On ne sait pas exactement où il se trouvait, ni comment s’appelaient ses habitants. Selon toute vraisemblance, ce n’était pas un pays européen et il était peuplé de gens qui étaient tout sauf serbes. Tous les historiens des siècles passés s’accordent sur ce point; quant aux modernes, ils diront peut- être précisément l’inverse. Au reste, ce n’est pas notre affaire et je ne me prononcerai donc pas sur cette question, dussé-je déroger à la coutume: parler de ce qu’on ne connaît pas, faire ce qui n’est pas dans ses cordes.
On sait de source sûre que ce peuple était totalement dépravé, profondément immoral, infesté de vices, habité d’innommables passions. C’est le sujet de la petite histoire que voici qui, j’espère, vous divertira.

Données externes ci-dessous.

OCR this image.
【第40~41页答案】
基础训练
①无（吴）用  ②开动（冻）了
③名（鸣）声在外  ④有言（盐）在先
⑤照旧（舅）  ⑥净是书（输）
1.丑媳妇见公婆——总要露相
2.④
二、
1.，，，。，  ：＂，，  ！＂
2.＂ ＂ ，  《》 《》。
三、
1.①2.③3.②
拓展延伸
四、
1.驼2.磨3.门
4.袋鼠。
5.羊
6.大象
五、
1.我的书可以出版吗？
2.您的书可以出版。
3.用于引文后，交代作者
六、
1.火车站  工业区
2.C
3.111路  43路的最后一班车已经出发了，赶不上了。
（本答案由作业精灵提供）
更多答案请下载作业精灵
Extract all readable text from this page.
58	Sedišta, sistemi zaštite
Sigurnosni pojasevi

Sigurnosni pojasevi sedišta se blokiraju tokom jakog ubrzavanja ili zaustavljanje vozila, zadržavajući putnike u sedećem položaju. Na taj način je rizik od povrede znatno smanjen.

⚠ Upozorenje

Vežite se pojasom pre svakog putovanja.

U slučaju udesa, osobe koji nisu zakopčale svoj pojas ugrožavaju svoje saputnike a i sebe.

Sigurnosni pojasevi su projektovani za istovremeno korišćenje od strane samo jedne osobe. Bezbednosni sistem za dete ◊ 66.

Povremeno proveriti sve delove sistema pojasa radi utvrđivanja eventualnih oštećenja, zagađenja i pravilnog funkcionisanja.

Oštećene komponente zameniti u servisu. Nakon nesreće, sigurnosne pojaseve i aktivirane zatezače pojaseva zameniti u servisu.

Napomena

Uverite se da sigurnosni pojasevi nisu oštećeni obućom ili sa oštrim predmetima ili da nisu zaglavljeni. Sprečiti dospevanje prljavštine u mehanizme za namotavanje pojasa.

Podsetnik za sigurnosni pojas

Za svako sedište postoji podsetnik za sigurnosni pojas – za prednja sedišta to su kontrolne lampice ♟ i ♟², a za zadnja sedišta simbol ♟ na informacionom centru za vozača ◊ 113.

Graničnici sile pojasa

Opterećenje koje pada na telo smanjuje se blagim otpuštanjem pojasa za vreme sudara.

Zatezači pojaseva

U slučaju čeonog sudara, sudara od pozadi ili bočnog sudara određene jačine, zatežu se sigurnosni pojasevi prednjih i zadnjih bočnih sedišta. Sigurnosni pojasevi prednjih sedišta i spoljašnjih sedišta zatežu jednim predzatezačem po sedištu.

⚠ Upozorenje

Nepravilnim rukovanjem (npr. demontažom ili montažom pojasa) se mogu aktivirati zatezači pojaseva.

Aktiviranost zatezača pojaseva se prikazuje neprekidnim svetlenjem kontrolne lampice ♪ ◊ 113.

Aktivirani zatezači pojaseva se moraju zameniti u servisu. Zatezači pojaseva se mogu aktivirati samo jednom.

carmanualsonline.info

Naturellement, vous avez du mal à croire d’emblée qu’il ait jamais pu exister des gens aussi lamentables; sachez pourtant, chers lecteurs, que je me suis appuyé sur des documents authentiques, que je tiens entre les mains.
Voici la traduction exacte de quelques lettres anonymes expédiées à divers ministres:
«X, cultivateur à Kar, est passé à l’auberge après le travail des champs pour y boire le café; il y a lu avec passion des journaux qui attaquent les ministres actuellement en fonction…»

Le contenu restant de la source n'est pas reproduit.